The combined company will be a leader in government-sponsored healthcare programs, including Medicare, Medicaid and the health insurance marketplace. It will have about 22 million members across all 50 states, with estimated 2019 combined revenue of about $97 billion and earnings before taxes, interest, depreciation and amortization of about $5 billion. It will be headquartered in St. Louis, with “substantial” operations in Florida, Centene said.
By the second year, the deal is expected to produce about $500 million in annual net cost synergies, a term often used by businesses to describe cost-cutting measures such as combining similar operations or systems, or job layoffs.
WellCare, with $20.4 billion in 2018 revenue, is one of the largest employers in the Tampa Bay area, with about 4,500 local employees. In February, the company said it expected to hire more than 1,000 new workers across Florida.
“I welcome the fact that WellCare has the strength in its employees that it does,” Neidorff said. “I have told everybody that will ever listen that I am not concerned about having opportunities for good people. I’m concerned about having enough good people for the opportunities. When you have a company that’s growing at the rate we are, we want to ensure that people are growing with us and we have those kinds of opportunities.”
WellCare has a major real estate footprint locally. The company has a 380,000-square-foot campus on 71 acres at 8725 Henderson Road, made up of five buildings, a cafeteria, fitness amenities, and covered parking and walkways, connected by scenic wildlife preserves. It also has three satellite offices in Tampa. One year ago, it renewed the lease for its local properties through 2030.
“Upon close, Centene is committed to maintaining a substantial presence in the Tampa Bay area. WellCare will operate in a business as usual capacity,” a spokesperson for WellCare told the St. Pete Catalyst.
A critical part of the decision to agree to the deal was similar corporate cultures, Burdick said on the conference call.

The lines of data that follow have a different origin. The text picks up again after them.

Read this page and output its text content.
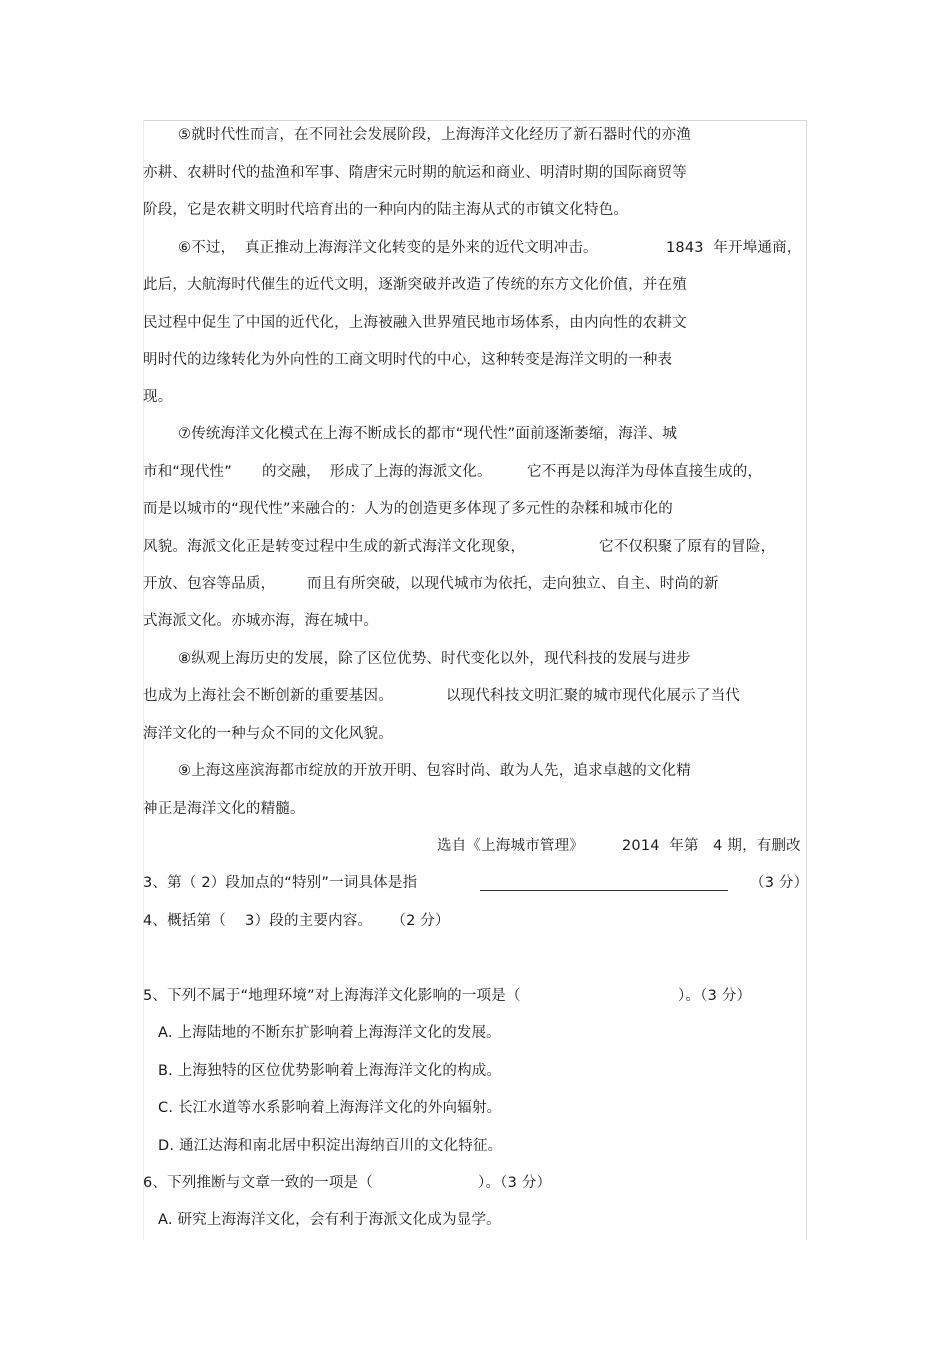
⑤就时代性而言，在不同社会发展阶段，上海海洋文化经历了新石器时代的亦渔
亦耕、农耕时代的盐渔和军事、隋唐宋元时期的航运和商业、明清时期的国际商贸等
阶段，它是农耕文明时代培育出的一种向内的陆主海从式的市镇文化特色。
⑥不过，  真正推动上海海洋文化转变的是外来的近代文明冲击。	1843  年开埠通商，
此后，大航海时代催生的近代文明，逐渐突破并改造了传统的东方文化价值，并在殖
民过程中促生了中国的近代化，上海被融入世界殖民地市场体系，由内向性的农耕文
明时代的边缘转化为外向性的工商文明时代的中心，这种转变是海洋文明的一种表
现。
⑦传统海洋文化模式在上海不断成长的都市“现代性”面前逐渐萎缩，海洋、城
市和“现代性” 的交融， 形成了上海的海派文化。 它不再是以海洋为母体直接生成的，
而是以城市的“现代性”来融合的：人为的创造更多体现了多元性的杂糅和城市化的
风貌。海派文化正是转变过程中生成的新式海洋文化现象，	它不仅积聚了原有的冒险，
开放、包容等品质， 而且有所突破，以现代城市为依托，走向独立、自主、时尚的新
式海派文化。亦城亦海，海在城中。
⑧纵观上海历史的发展，除了区位优势、时代变化以外，现代科技的发展与进步
也成为上海社会不断创新的重要基因。	以现代科技文明汇聚的城市现代化展示了当代
海洋文化的一种与众不同的文化风貌。
⑨上海这座滨海都市绽放的开放开明、包容时尚、敢为人先，追求卓越的文化精
神正是海洋文化的精髓。
选自《上海城市管理》	2014  年第   4 期，有删改
3、第（ 2）段加点的“特别”一词具体是指	（3 分）
4、概括第（    3）段的主要内容。    （2 分）
5、下列不属于“地理环境”对上海海洋文化影响的一项是（	）。（3 分）
A. 上海陆地的不断东扩影响着上海海洋文化的发展。
B. 上海独特的区位优势影响着上海海洋文化的构成。
C. 长江水道等水系影响着上海海洋文化的外向辐射。
D. 通江达海和南北居中积淀出海纳百川的文化特征。
6、下列推断与文章一致的一项是（	）。（3 分）
A. 研究上海海洋文化，会有利于海派文化成为显学。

“Both organizations are oriented toward a strong local presence. Both organizations think about a holistic approach to members with integrated solutions, and great respect and appreciation for everybody in the organization at all levels. So in those three areas there was great alignment of the culture, which makes us excited about what we can do as a combination,” Burdick said.
There’s been a lot of speculation about succession at Centene, and analysts wondered if Burdick, who is 60 years old, would be a candidate to succeed Neidorff, 76. Neidorff, who recently extended his employment contract by five years, said the Centene board has been developing several potential successors. “I expect when I’m ready to hang up the spurs, they’ll have a choice of two or three people,” Neidorff said.
The deal was announced amid debates over health care policy at the national level, ranging from some Democrats’ calls for Medicare for all to a continued push by the Trump administration to repeal the Affordable Care Act.
On the conference call, Neidorff said he expected the judicial system to eventually uphold the ACA, and that Medicare for all, with a price tag ranging from $28 trillion to $38 trillion over 10 years, is unaffordable.
“This is a great transaction. It puts two great companies together in a very meaningful way serving a lot of audiences that you can never do enough to serve,” Neidorff said. “This really will prove to be a very successful and serious transaction.”